April Fools? Joke’s on you. Google, which unveiled Gmail Shelfie as part of its silly April Fools’ celebrations, is now actually giving its users a means to do just that – share their Gmail themes.
And, yes, that means that you could still theoretically carry the torch for the Gmail Shelfie post-April Fools’ Day, if you so desire. (For the curious, the phrase is short for “SHareable sELFIE,” as Google describes.)
“Shelfies are so yesterday, so we’re saying goodbye to Gmail Shelfie. That said, many of you told us that you loved the concepts of themes and sharing together, so we worked through the night to update this feature into something even better. Today, we’re excited to announce that you can now share any custom theme—your favorite vacation spot, pet, family photo or even, yes, a selfie—with friends, loved ones or anyone,” wrote Google software engineer Greg Bullock in a blog post yesterday.
To share your custom Google theme with others, all you need do is hit up the Themes portion of your Gmail Settings menu.

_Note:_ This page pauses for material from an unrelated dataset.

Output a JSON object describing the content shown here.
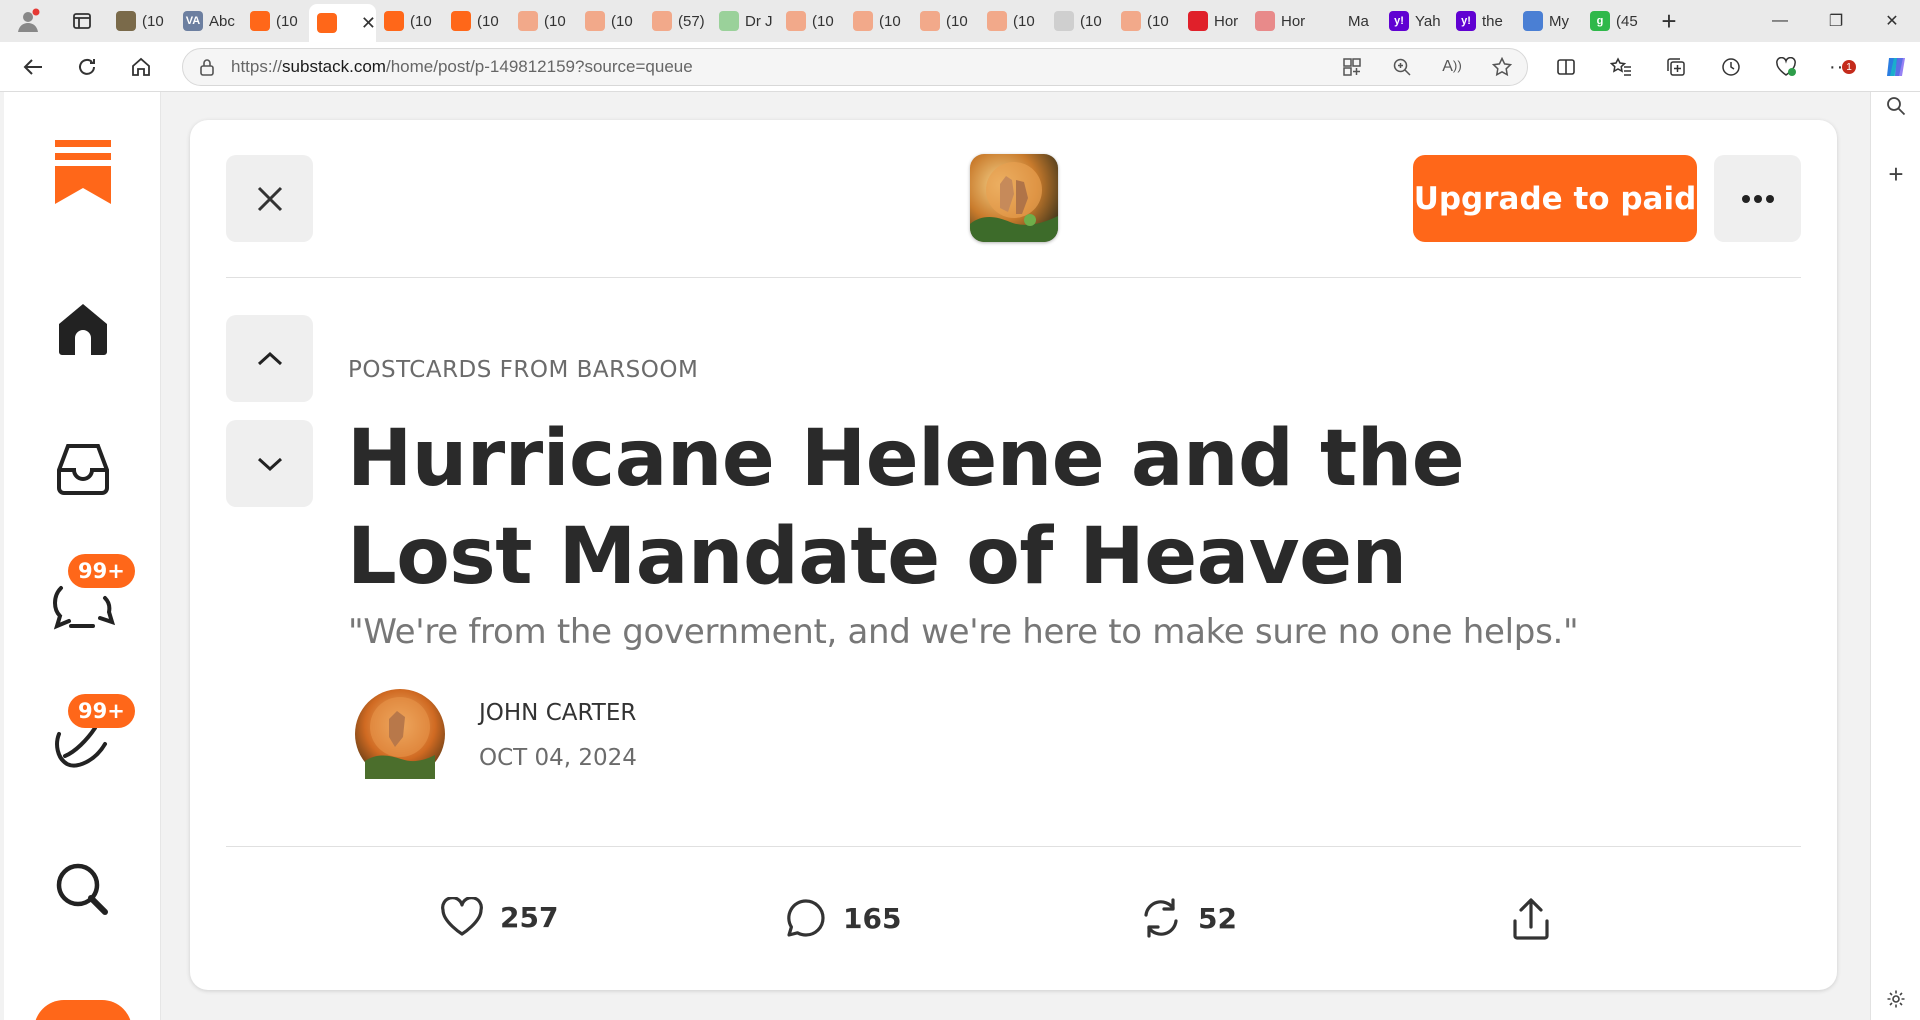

Once there, click on the Custom Light or Custom Dark theme that you’ve previously created (or have yet to create), and select the “Share your theme” link that appears below.
Once you’ve selected that, you’ll be able to share your custom theme via email, Google+, or a raw URL. A note about those: If you send your URL to a friend via any of the three methods, and they pass it along to a friend, and so on, then your custom theme has the potential to propagate through the Web. Anyone will be free to use it as they desire once they have said link. To disable your theme, however, you need merely to delete the associated photo from your Picasa account (using the handy links Google provides when you go to share said theme).
Although Google has killed off the “Top Trending Shelfies” theme, which would automatically rotate through popular images posted to the Gmail Google+ page, the company plans to start up a “Theme Thursdays” promotion on the page to share all the creative custom themes that other users have crafted up.
Frankly, we wouldn’t mind the former: A way to automatically rotate through some of the top images that Google’s selected to feature on a frequent basis. Minus the brief moment where we had a giant Miss Piggy in our Gmail, we actually kind of liked Google’s “joke” trending feature.